While Lee is working on his résumé, talking on the phone with recruiters, networking with all his business contacts, I’m tending to Nathaniel or reading. I’ve picked up Martyn Lloyd-Jones’ Spiritual Depression again—thinking that the book would speak to our current situation. Coincidentally, the chapter I left off at just a few months ago was entitled, “Fear of the Future.”

I noted the following passage in this chapter:

Our fears are due to our failure to stir up—failure to think, failure to take ourselves in hand. You find yourself looking to the future and then you begin to imagine things and you say: ‘I wonder what is going to happen?’ And then, your imagination runs away with you. You are gripped by the thing; you do not stop to remind yourself of who you are and what you are, this thing overwhelms you and down you go.

Now the first thing you have to do is to take a firm grip of yourself, to pull yourself up, to stir up yourself, to take yourself in hand and to speak to yourself. As the Apostle puts it, ‘we have to remind ourselves of certain things. And as I understand it, the big thing that Paul is saying in effect to Timothy is: “Timothy, you seem to be thinking about yourself and about life and all you have to do as if you were still an ordinary person. But, Timothy, you are not an ordinary person! You are a Christian, you are born again, the Spirit of God is in you. But you are facing all these things as if you are still what you once were, an ordinary person’.

And is not that the trouble with us all in this connection? Though we are truly Christian, though we believe the truth, though we have been born again, though we are certainly children of God, we lapse into this condition in which we again begin to think as if none of these things had happened to us at all. Like the man of the world, the man who has never been regenerated, we allow the future to come to us and to dominate us, and we compare our own weakness and lack of strength with the greatness of the falling and the tremendous task before us. And down we go as if we were but our natural selves. Now the thing to do, says Paul to Timothy, is to remind yourself that we have been given the gift of God’s Holy Spirit, and to realize that because of this our whole outlook upon life and the future must therefore be essentially different. We must think of suffering in a new way, we must face everything in a new way.


Jones continues in the chapter by making the next empowering statement:

Living the Christian life means we have the “power to endure, power to go on whatever the conditions, whatever the circumstances, power to hold on and to hold out. Let me go further, it means that the most timorous person can be given power in all things, even to die.”

But how are we to free ourselves from running away with our imagination, one replete with human worry?
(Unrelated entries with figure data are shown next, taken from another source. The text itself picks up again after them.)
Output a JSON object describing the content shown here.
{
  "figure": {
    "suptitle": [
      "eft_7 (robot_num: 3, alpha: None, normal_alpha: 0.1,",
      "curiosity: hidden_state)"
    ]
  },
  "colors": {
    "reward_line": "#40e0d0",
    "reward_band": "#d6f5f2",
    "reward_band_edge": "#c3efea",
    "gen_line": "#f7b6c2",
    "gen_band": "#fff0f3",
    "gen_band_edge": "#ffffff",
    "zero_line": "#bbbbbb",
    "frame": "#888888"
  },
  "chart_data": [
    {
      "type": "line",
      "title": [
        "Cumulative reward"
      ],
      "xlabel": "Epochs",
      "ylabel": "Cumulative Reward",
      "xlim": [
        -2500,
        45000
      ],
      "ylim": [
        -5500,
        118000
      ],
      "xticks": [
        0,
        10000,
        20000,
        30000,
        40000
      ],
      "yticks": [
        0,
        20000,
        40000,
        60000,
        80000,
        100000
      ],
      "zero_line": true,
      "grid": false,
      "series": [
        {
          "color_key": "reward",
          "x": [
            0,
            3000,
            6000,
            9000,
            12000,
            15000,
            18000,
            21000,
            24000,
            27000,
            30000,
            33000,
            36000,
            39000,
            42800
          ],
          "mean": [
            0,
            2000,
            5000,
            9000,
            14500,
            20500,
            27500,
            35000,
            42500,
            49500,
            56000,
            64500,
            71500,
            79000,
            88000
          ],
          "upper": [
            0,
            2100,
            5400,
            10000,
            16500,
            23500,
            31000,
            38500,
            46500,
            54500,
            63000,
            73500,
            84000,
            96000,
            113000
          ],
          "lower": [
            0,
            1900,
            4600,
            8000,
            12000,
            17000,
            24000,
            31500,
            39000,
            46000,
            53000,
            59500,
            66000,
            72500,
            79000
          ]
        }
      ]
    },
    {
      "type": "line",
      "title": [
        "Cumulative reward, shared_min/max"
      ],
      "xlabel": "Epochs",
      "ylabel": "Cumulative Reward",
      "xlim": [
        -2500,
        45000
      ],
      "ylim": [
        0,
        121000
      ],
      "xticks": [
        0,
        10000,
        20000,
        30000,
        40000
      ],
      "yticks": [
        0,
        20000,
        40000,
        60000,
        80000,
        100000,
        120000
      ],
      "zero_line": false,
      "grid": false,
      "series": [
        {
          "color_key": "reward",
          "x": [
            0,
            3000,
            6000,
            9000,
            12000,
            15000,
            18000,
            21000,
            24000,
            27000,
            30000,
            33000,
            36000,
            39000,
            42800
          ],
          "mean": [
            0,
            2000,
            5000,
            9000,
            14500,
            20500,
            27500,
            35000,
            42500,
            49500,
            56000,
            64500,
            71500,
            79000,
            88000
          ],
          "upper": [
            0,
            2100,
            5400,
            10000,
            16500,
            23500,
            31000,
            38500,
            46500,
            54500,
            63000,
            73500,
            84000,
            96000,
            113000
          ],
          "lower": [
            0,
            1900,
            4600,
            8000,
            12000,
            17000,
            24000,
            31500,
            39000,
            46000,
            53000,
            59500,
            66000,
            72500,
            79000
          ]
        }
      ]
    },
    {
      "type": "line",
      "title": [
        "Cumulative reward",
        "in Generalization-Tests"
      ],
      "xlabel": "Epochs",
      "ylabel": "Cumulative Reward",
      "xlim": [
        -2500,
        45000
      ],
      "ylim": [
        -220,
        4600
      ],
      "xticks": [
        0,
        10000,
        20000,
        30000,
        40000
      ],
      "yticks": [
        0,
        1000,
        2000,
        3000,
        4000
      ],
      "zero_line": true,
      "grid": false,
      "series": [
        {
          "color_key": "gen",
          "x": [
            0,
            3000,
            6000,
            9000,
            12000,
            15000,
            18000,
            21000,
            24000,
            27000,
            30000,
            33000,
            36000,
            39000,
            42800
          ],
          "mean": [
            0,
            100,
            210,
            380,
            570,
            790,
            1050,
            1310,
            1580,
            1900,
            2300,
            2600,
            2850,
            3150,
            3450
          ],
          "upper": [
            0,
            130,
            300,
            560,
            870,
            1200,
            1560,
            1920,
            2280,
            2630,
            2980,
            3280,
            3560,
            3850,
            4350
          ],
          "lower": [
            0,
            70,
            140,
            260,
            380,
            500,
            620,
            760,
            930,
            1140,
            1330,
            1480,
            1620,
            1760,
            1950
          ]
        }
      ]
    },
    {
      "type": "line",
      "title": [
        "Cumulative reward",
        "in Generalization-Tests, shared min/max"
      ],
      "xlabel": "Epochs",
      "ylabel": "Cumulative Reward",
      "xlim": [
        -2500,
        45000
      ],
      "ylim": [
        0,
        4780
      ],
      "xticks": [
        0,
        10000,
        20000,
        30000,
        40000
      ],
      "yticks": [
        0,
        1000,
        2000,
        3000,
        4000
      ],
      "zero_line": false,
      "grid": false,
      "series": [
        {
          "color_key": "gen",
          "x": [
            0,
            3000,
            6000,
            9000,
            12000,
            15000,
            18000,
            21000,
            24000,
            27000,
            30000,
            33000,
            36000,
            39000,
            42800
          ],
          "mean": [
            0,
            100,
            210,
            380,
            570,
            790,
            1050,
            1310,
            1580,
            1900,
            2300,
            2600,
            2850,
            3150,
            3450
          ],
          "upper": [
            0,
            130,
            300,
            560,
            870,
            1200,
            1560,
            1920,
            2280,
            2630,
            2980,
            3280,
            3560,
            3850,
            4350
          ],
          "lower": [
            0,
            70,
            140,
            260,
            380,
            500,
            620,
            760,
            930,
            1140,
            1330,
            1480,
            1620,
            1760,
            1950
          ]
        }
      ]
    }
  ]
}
Jones says it is necessary to get rid of ourselves—that is, our persistent need to be engrossed in self-love, self-concern, and self-protection. We do this by becoming “absorbed in someone or something else that [we] have no time to think about [ourselves]. Thank God, the Spirit of God makes that possible.” We are to think of “the love of the Son in its breadth, its length, its depth, its height… Think of His love, and as you come to know something about it, you will forget yourself.”

My calmness right now, I must confess, is because this is the first day that Lee is out of work. God truly showed his grace to us during this time, for Lee, having only worked for this company for seven months, nonetheless received a two-month severance package, in addition—vacation pay and bonus.

We are praying. We are actively searching for job prospects. We are taking it one day at a time and trusting Him who is the provider. We are looking ahead. We are hoping. But I must say—eight weeks is not a long time, and as the days or weeks go by, and should we not hear anything, I pray hard that our faith does not grow any less weak because we have more reason to be fearful. I pray hard that, as Jones has described, we do not respond to our situation like ordinary persons—but as children of God, with the Spirit in us. Not only that, I pray hard that, whatever might come our way in this time of uncertainty, that we turn it all into glory to the One who graciously gave us life.